BOOKS & TALKS

Dueling Eggheads: Stephen Greenblatt vs. David Eagleman

The two big thinkers fill the Schnitz with their big ideas on consecutive nights. How do they measure up? March 4 & 5.

By Aaron Scott February 28, 2013

While the ivory tower is full of scholars with big ideas, a regrettable few can communicate them in ways we mere mortal minds understand, let alone find engaging. That’s why we exalt in thinkers like Stephen Greenblatt and David Eagleman, who have the smarts but also a knack for translating and storytelling. And the two will be filling the Schnitz with their big ideas next Monday and Tuesday. If you can only see one, here's how they measure up: 

David Eagleman
March 4
Arlene Schnitzer Concert Hall

Eagleman is a neuroscientist wizard who pulls the curtain of our conscious brain back to access what’s beneath, answering questions along the way of why do we start to brake before we’re aware something’s in the road, or why do we tip strippers better when, unknown to us, they’re more fertile.
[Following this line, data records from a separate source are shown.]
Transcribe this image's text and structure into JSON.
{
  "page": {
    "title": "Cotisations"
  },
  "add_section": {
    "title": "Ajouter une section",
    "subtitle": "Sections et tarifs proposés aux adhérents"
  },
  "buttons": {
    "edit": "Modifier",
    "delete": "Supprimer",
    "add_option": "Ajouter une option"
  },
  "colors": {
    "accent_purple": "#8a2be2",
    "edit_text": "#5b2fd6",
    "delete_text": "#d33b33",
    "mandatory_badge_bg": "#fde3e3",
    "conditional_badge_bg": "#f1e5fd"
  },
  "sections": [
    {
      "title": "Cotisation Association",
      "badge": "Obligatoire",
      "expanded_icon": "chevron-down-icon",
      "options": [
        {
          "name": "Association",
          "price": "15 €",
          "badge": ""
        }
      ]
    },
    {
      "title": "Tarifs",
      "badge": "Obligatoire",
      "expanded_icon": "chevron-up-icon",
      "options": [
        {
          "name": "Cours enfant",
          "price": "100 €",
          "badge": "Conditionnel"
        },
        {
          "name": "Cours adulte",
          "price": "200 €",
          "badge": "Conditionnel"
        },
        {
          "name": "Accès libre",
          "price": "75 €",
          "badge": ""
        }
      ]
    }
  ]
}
His work has taken him from TED Talks to South by Southwest to working as the scientific adviser for the TNT show Perception, not to mention to the cover of an Italian fashion mag.

Professor at: Baylor College of Medicine

Best-Known Books and Weeks on the New York Times Best-Sellers list:
Sum: Forty Tales from the Afterlives
: Like the afterlife, it's a mystery to us.
Incognito: The Secret Lives of the Brain: 16 weeks

Awards: 1 Guggenheim, 1 New Yorker profile, one of Houston’s Most Stylish Men according to Houston Magazine

NPR Love:
Eagleman led Radiolab cohosts Krulwich and Jad Abumrad through why time seems to slow when we’re falling and the stories in Sum were read throughout the Afterlife episode; Talk of the Nation's Science Friday interviewed him about Incognito; so did Fresh Air.

For show and ticket info, visit our events calendar.

Stephen Greenblatt
March 5
Arlene Schnitzer Concert Hall

A preeminent expert on Shakespeare, Greenblatt’s classic biography speculates on all manner of Bard mysteries, such as why he was so taken with unforeseen catastrophes (his father had a fall from grace) and why he never depicted happy marriages (his own marriage was unpleasant; he willed his wife only his second-most-comfortable bed). He is also an authority on the Renaissance and a founder of a controversial school of literary criticism called “new historicism.”

Professor at: Harvard University

Best-Known Books and Weeks on the New York Times Best-Seller list:
Will in the World
: 9 weeks
The Swerve: How the World Became Modern: 19

Awards: 2 Guggenheims, 1 Pulitzer, 1 National Book Award

NPR Love:
Greenblatt led NPR science correspondent/Radiolab co-host Robert Krulwich through the story of coming across a surprisingly modern Roman poem that eventually became the basis of Greenblatt’s historical detective history, SwerveFresh Air reviewed Swerve; and Steve Inskeep interviewed Greenblatt on Morning Edition about Will in the World.